When his dad was young, his family traveled across Europe, and he developed a passion for magazines, comic books and graphic novels. Censorship was pervasive in this last phase of Spanish dictatorship; the open display of nudity and sexual content was illegal. But because he was able to travel internationally into his late teen years, Anglada’s dad amassed a broad, immodest collection of printed media, which he later shared with his son.
“A big chunk of my dad’s books were erotic magazines and comics. I became obsessed with them,” Anglada remembers. “They were all intended for straight audiences, but I remember seeing [Bob] Mizer’s Physique Pictorial and trying to spot where you might see a dick or bum.” Anglada used these images as references, filling sketchbooks with drawings and creating romantic stories in his mind.

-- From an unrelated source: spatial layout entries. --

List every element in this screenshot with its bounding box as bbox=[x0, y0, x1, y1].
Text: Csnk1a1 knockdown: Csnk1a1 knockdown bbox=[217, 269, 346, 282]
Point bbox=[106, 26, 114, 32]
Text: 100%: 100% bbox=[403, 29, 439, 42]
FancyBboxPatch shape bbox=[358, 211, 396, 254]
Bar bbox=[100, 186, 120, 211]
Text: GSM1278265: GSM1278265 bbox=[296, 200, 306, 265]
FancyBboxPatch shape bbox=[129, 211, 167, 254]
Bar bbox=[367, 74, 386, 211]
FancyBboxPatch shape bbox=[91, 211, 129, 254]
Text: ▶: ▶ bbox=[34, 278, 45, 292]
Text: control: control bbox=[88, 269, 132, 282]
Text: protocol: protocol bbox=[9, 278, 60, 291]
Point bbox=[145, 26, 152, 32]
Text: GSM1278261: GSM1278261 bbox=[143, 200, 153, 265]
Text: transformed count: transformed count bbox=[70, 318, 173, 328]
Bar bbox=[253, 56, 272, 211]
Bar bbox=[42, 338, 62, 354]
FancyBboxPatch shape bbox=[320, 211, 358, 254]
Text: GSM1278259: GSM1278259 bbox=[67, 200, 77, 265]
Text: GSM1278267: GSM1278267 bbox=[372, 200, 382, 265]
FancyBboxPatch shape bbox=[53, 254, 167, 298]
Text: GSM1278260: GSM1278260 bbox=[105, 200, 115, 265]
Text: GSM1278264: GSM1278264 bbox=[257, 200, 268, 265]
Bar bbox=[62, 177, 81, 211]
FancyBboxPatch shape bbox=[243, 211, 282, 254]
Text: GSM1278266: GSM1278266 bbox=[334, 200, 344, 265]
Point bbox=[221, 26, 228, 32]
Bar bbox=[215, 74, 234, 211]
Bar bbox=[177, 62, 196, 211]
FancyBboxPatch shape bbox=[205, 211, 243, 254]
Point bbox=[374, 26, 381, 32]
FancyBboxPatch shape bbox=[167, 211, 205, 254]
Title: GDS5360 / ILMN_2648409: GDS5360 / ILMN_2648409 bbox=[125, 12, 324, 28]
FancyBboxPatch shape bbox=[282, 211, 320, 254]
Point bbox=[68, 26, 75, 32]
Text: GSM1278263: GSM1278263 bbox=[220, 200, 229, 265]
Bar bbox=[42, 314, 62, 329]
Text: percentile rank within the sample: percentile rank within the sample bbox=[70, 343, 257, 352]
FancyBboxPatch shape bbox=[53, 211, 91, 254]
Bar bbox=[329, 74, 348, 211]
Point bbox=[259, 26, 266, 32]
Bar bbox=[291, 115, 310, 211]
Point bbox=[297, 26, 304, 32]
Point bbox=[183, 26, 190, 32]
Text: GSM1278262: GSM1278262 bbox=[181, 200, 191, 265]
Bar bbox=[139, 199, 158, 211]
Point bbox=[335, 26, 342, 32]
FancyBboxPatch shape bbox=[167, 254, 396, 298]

In addition to his small-town school and an English academy, Anglada attended an after-school art program with friends. Challenged by the traditional art setting, he began working in chalk, charcoal and paint, producing still lifes of vases and plastic fruit. Later, he earned a baccalaureate near his hometown, diving into a more technical form of drawing but majoring in fashion. Continuing that track in Barcelona, he graduated with a degree in fashion design, moving to Paris afterward and working for Balmain, Balenciaga, and then Loewe. Drawing remains his safe space, though — his way of switching off, offering him freedom of imagination his day job cannot provide.
In 2016, Anglada and a couple graphic designer friends began Free Time, a magazine dedicated to the leisure activities of people they admire, young and old. “It has become a fun project,” he says. “Paris and the fashion industry can be a bit uptight sometimes.”

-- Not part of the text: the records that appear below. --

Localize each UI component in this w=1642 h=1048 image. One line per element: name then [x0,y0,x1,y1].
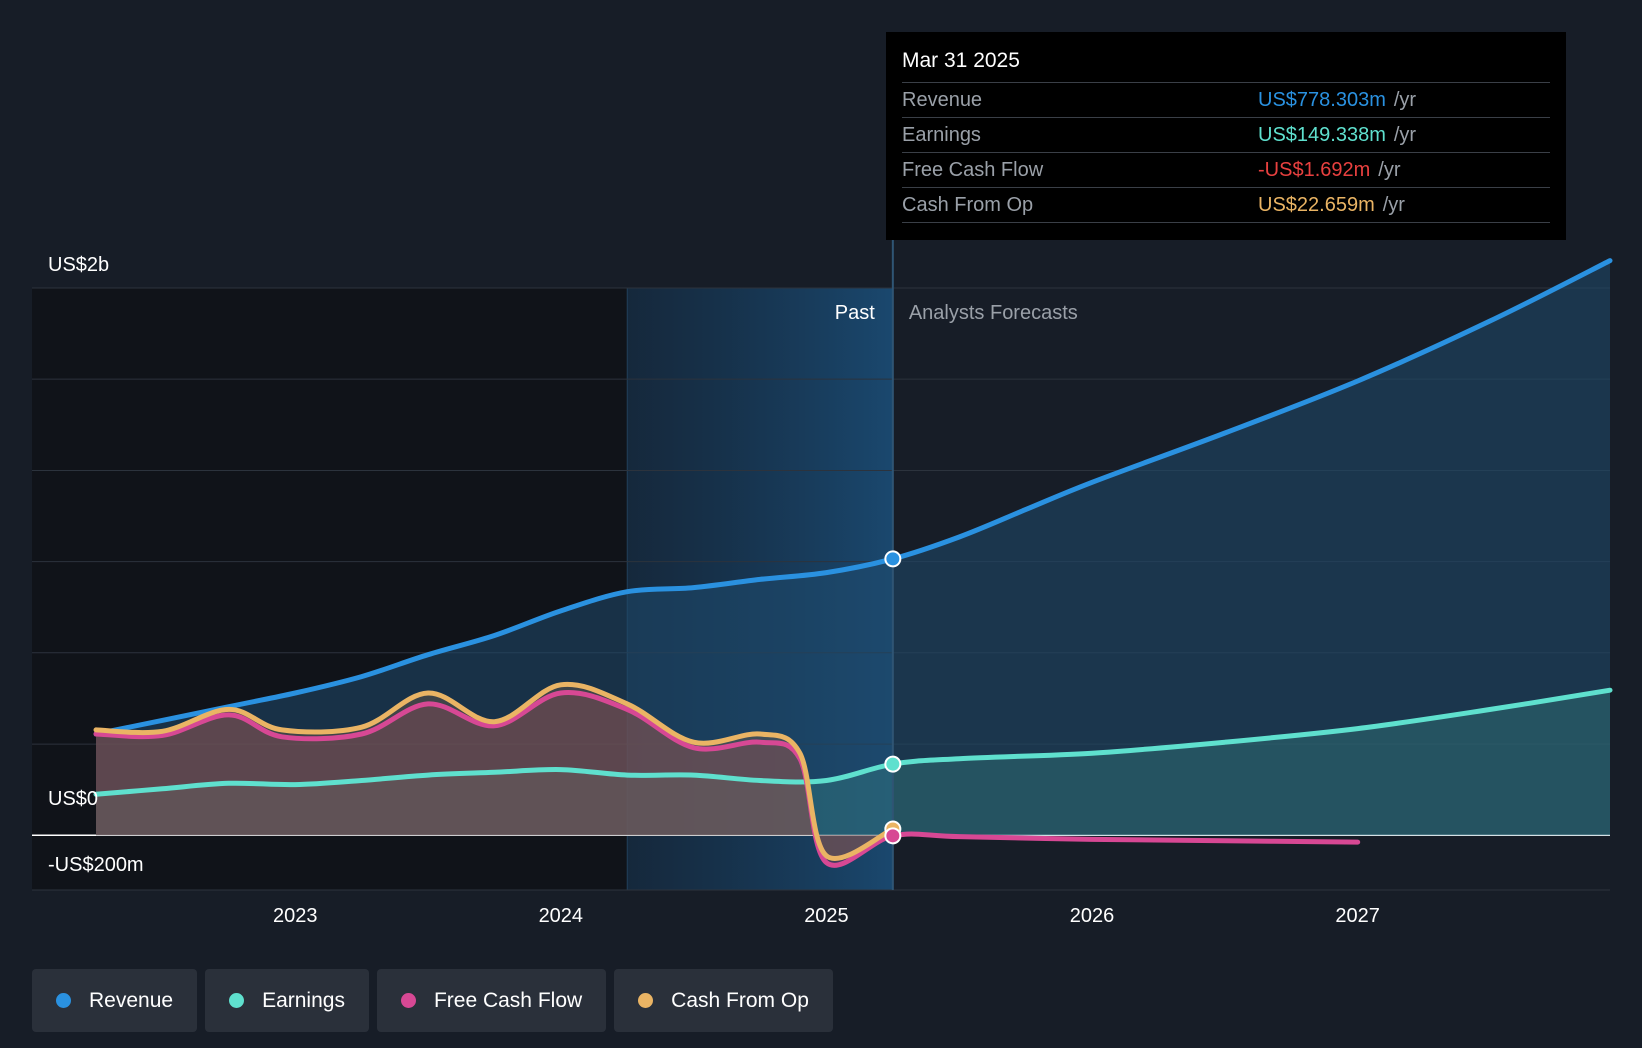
legend: Revenue Earnings Free Cash Flow Cash From O… [32,969,833,1032]
marker-revenue [884,550,902,568]
legend-label: Cash From Op [671,988,809,1012]
tooltip: Mar 31 2025 Revenue US$778.303m/yr Earning… [886,32,1566,240]
y-label-zero: US$0 [48,788,98,810]
tooltip-rows: Revenue US$778.303m/yr Earnings US$149.338m… [902,82,1550,223]
tooltip-row-label: Revenue [902,88,983,111]
legend-dot-icon [638,993,654,1008]
legend-label: Earnings [262,988,345,1012]
legend-dot-icon [229,993,245,1008]
legend-label: Free Cash Flow [433,988,583,1012]
legend-dot-icon [400,993,416,1008]
tooltip-date: Mar 31 2025 [902,49,1020,72]
tooltip-row: Cash From Op US$22.659m/yr [902,187,1550,223]
line-free-cash-flow [93,690,1361,868]
legend-item-earnings[interactable]: Earnings [205,969,369,1032]
series-lines [93,258,1613,868]
tooltip-row-label: Cash From Op [902,193,1034,216]
legend-item-free-cash-flow[interactable]: Free Cash Flow [376,969,607,1032]
x-tick-label: 2027 [1335,905,1380,927]
current-markers [884,550,902,845]
marker-free-cash-flow [884,827,902,845]
x-tick-label: 2025 [804,905,849,927]
area-earnings [96,690,1610,836]
x-tick-label: 2024 [539,905,584,927]
legend-label: Revenue [89,988,174,1012]
chart-canvas: US$2b US$0 -US$200m Past Analysts Foreca… [32,240,1613,927]
tooltip-row-value: -US$1.692m [1258,158,1371,181]
y-label-top: US$2b [48,254,109,276]
y-label-bottom: -US$200m [48,854,144,876]
tooltip-row-unit: /yr [1378,158,1401,181]
tooltip-row-label: Earnings [902,123,981,146]
x-tick-label: 2026 [1070,905,1115,927]
tooltip-row-value: US$778.303m [1258,88,1386,111]
forecast-label: Analysts Forecasts [909,302,1078,324]
legend-dot-icon [56,993,71,1008]
x-tick-label: 2023 [273,905,318,927]
line-revenue [93,258,1613,737]
tooltip-row: Free Cash Flow -US$1.692m/yr [902,152,1550,187]
area-revenue [96,260,1610,836]
tooltip-row-label: Free Cash Flow [902,158,1044,181]
x-axis-ticks: 2023 2024 2025 2026 2027 [273,905,1380,927]
marker-earnings [884,755,902,773]
tooltip-row: Revenue US$778.303m/yr [902,82,1550,117]
tooltip-row-unit: /yr [1382,193,1405,216]
tooltip-row: Earnings US$149.338m/yr [902,117,1550,152]
line-cash-from-op [93,681,896,861]
legend-item-cash-from-op[interactable]: Cash From Op [614,969,833,1032]
tooltip-row-unit: /yr [1393,123,1417,146]
tooltip-row-value: US$149.338m [1258,123,1386,146]
past-label: Past [835,302,875,324]
tooltip-row-value: US$22.659m [1258,193,1375,216]
legend-item-revenue[interactable]: Revenue [32,969,198,1032]
tooltip-row-unit: /yr [1393,88,1417,111]
area-free-cash-flow [96,692,893,866]
line-earnings [93,687,1613,797]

Aside from the print publication, Free Time produces clothing for sale on their website. Anglada hand-paints jeans in a patchwork style, covering them in small assorted images—his signature nude figures, but also clowns and devil faces, fruit, flowers, abstract forms and graffiti. They also sell T-shirts. Comical editions include a rooster, captioned “happy cock” and “come ass you are,” with the “o” in “come” stretched around a man’s butt as he pulls on his cheeks to reveal a dainty asshole.
When drawing, Anglada usually works with colored pencils, preferring reference photos to live models and landscapes. He tries to keep a regular, daily regimen of sketching, working from found images and whatever he has in front of him: pencil shavings, beer cans, half-smoked joints in the ashtray.
Sometimes he loosely develops stories for his figures: Maybe that man is a half-naked farmer posing with his marijuana plants, or they’re a pair of tipsy migrant alcoholics who pause their hike for a kiss.
“I’ll get obsessed with a certain kind of pose, a hand gesture, or the way eyes stare, trying to figure out what makes it interesting,” Anglada says. “I enjoy kissing and intimate scenes, but you never see a dick or anything explicit. Using colors and expressive lines, I imply a mood, letting the drawings lead the viewer into finishing the story in their own head.”
In the past few years, Anglada has also created art for fashion advertisements, including an architectural wrap during Pride for the new JW Anderson storefront in London. The building featured a large, colorful drawing of two men kissing, and another of a man wearing a skirt while triumphantly carrying someone else on his shoulders.
“Queer, to me, means marching to your own beat, doing you, and at the same time, being able to wear your heart on your sleeve and defend who you are,” he says. “I’ve always been interested in how subcultures market themselves to the world in an appealing way. Magazines and advertisements do it; they turn a niche subject into an object.”